Die Aufhebung der Ausgabenobergrenze ist für Faria Lima, wie Brasiliens Wall Street genannt wird, ein besonderer Zankapfel. Für Investoren ist die Obergrenze eine entscheidende Maßnahme, um außer Kontrolle geratene Ausgaben in einem Schwellenland zu verhindern, in dem die Bruttoverschuldung noch im Jahr 2020 fast 90 Prozent des Bruttoinlandsprodukts erreichte.
„Die Ausgabenobergrenze ist jetzt der wichtigste fiskalische Anker, der Brasilien daran hindert, mehr auszugeben, als es zahlen kann, und den Anlegern das Vertrauen gibt, weiterhin zu investieren und an die Zukunft des Landes zu glauben. Heute haben wir eine bessere Haushaltslage, aber dies ist aufgrund der Inflation künstlich“, sagte Ariane Benedito, Ökonomin bei CM Capital Markets.

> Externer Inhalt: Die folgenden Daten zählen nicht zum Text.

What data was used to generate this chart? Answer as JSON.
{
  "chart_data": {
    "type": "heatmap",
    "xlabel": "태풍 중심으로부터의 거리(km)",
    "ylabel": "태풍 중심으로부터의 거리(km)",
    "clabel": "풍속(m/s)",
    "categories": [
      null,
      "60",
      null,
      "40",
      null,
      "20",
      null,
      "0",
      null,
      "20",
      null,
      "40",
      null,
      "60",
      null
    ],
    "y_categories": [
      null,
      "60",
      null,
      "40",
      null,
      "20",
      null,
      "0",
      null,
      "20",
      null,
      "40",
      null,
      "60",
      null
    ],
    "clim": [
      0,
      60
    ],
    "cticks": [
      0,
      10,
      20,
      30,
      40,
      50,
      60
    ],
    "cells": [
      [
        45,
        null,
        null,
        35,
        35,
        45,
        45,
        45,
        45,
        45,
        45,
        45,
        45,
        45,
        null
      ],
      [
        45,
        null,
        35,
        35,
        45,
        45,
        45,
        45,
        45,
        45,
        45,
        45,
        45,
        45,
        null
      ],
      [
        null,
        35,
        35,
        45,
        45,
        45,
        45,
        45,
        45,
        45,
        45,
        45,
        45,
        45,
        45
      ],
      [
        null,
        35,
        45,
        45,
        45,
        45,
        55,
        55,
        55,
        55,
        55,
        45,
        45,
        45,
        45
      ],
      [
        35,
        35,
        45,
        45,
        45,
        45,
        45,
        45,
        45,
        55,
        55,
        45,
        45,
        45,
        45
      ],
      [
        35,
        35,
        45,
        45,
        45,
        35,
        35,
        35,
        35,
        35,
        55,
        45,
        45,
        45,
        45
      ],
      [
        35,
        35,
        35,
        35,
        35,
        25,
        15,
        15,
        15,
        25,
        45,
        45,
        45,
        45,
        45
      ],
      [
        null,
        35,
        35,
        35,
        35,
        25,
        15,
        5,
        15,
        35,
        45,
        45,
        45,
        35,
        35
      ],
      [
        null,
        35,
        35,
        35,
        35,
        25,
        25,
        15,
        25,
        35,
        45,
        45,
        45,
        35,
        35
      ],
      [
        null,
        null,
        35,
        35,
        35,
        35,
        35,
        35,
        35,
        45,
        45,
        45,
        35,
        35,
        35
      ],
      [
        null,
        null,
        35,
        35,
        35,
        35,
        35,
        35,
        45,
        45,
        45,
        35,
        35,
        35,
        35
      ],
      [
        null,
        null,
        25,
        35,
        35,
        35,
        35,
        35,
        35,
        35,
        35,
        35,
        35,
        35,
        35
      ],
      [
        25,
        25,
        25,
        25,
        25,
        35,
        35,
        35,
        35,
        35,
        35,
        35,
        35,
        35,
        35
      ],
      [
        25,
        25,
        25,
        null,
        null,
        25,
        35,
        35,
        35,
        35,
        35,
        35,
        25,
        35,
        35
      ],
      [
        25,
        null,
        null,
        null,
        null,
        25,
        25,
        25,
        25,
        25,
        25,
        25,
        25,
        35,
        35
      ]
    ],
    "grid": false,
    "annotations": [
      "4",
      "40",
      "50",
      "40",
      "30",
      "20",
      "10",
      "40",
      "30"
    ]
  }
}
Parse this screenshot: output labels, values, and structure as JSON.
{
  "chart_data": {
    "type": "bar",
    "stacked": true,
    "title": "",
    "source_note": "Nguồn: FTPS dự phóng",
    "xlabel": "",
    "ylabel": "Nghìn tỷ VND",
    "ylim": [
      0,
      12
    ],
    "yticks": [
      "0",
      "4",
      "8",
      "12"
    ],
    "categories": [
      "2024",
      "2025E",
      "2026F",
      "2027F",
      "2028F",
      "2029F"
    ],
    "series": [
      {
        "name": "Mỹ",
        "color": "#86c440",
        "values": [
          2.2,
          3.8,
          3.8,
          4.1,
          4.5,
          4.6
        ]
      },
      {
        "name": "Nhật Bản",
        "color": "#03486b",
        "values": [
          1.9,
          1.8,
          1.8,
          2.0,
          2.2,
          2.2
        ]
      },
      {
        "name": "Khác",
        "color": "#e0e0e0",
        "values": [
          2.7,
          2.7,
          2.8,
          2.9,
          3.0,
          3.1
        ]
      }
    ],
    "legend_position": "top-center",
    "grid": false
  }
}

„Brasilien ist abhängig von ausländischem Kapital – eine Verschlechterung der öffentlichen Finanzen kann zu Abflüssen führen und es Lula noch schwerer machen, die soziale Ungleichheit zu verringern. Es muss ein Gleichgewicht zwischen Fiskal- und Sozialpolitik geben.“
Analysten der Citigroup sagten in einer Notiz, dass Lulas Erklärung, dass er fiskalisch verantwortlich sein würde, „suggeriert, dass er versuchen könnte, die Steuern zu erhöhen, um die Auswirkungen der erhöhten Ausgaben für die Steuerkonten zumindest teilweise auszugleichen“.
Das Manifest konzentriert sich auch auf die Bekämpfung der Inflation, die bei mehr als 12 Prozent liegt, ohne klare Richtlinien dafür anzubieten, wie dies getan werden kann.
Laut einem hochrangigen PT-Mitglied stellte das Dokument einen „mittleren Weg“ dar, der die historischen Werte der Partei widerspiegelte und gleichzeitig versuchte, „etwas Aktualisiertes und Modernes zu sein, etwas, das auf die Herausforderungen des 21. Jahrhunderts blickt“.
Über die Geschäftswelt hinaus hat das Manifest Berichten zufolge bei wichtigen politischen Verbündeten, einschließlich der Brasilianischen Sozialistischen Partei, zu deren Mitgliedern Geraldo Alckmin gehört, ein Mitte-Rechts-Politiker, der Lulas Vizepräsidentschaftskandidat ist, Unbehagen ausgelöst. Laut lokalen Medien war die Partei unglücklich darüber, dass ihre Wirtschaftsvorschläge aus dem Entwurf ausgeschlossen worden waren.